Em 2013, o ex-contratado da NSA, Edward Snowden, divulgou documentos que mostravam que os Estados Unidos haviam construído um sistema capaz de coletar os metadados de chamadas telefônicas de seus próprios cidadãos em uma escala que antes era negada publicamente. 


O programa, conhecido internamente como Seção 215, foi defendido na época como legal e necessário. Uma década depois, a autoridade legal que o sustentava havia sido reduzida, mas a capacidade técnica que ele revelou nunca desapareceu. Simplesmente migrou para novas formas.


Em 2024 e 2025, redes comerciais de leitores automáticos de placas de veículos, bancos de dados de reconhecimento facial e empresas de intermediários de dados de localização alcançaram um alcance que os sistemas estatais mais antigos apenas se aproximavam. 


A diferença não era mais a capacidade. Era a propriedade e a supervisão. O que antes exigia uma ordem judicial de vigilância de inteligência estrangeira agora podia ser comprado, consultado ou compartilhado entre diferentes jurisdições com muito menos dificuldades.
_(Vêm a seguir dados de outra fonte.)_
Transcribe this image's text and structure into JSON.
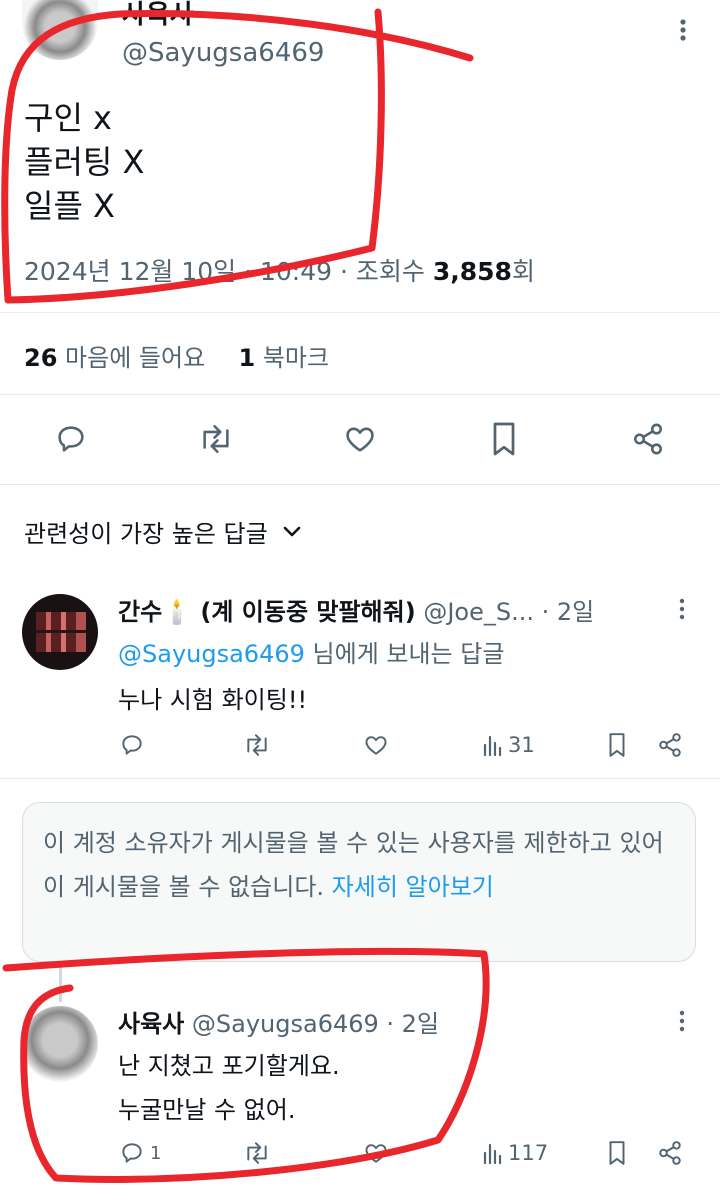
{
  "main_tweet": {
    "author_name": "사육사",
    "handle": "@Sayugsa6469",
    "lines": [
      "구인 x",
      "플러팅 X",
      "일플 X"
    ],
    "date": "2024년 12월 10일",
    "time": "10:49",
    "views_label": "조회수",
    "views_count": "3,858",
    "views_suffix": "회",
    "likes_count": "26",
    "likes_label": "마음에 들어요",
    "bookmarks_count": "1",
    "bookmarks_label": "북마크"
  },
  "sort": {
    "label": "관련성이 가장 높은 답글"
  },
  "reply1": {
    "author_name": "간수🕯️ (계 이동중 맞팔해줘)",
    "handle": "@Joe_S...",
    "time": "· 2일",
    "reply_to_handle": "@Sayugsa6469",
    "reply_to_suffix": "님에게 보내는 답글",
    "text": "누나 시험 화이팅!!",
    "views": "31"
  },
  "restricted_notice": {
    "text": "이 계정 소유자가 게시물을 볼 수 있는 사용자를 제한하고 있어 이 게시물을 볼 수 없습니다.",
    "link": "자세히 알아보기"
  },
  "reply2": {
    "author_name": "사육사",
    "handle": "@Sayugsa6469",
    "time": "· 2일",
    "line1": "난 지쳤고 포기할게요.",
    "line2": "누굴만날 수 없어.",
    "replies": "1",
    "views": "117"
  },
  "colors": {
    "accent": "#1d9bf0",
    "annotation": "#e8262c",
    "muted": "#536471"
  },
  "icons": [
    "more-icon",
    "reply-icon",
    "retweet-icon",
    "like-icon",
    "bookmark-icon",
    "share-icon",
    "views-icon",
    "chevron-down-icon"
  ]
}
O padrão é consistente. Cada geração de tecnologia de vigilância é introduzida sob o discurso de segurança e eficiência. Cada geração ultrapassa as restrições legais e políticas que deveriam contê-la. O público é então convidado a debater os últimos excessos, enquanto a estrutura subjacente continua a se expandir. 


A verdadeira medida do sistema não é nenhum abuso isolado. É a conversão constante de movimentos, associações e expressões cotidianas em dados pesquisáveis, sem a necessidade de uma emergência declarada.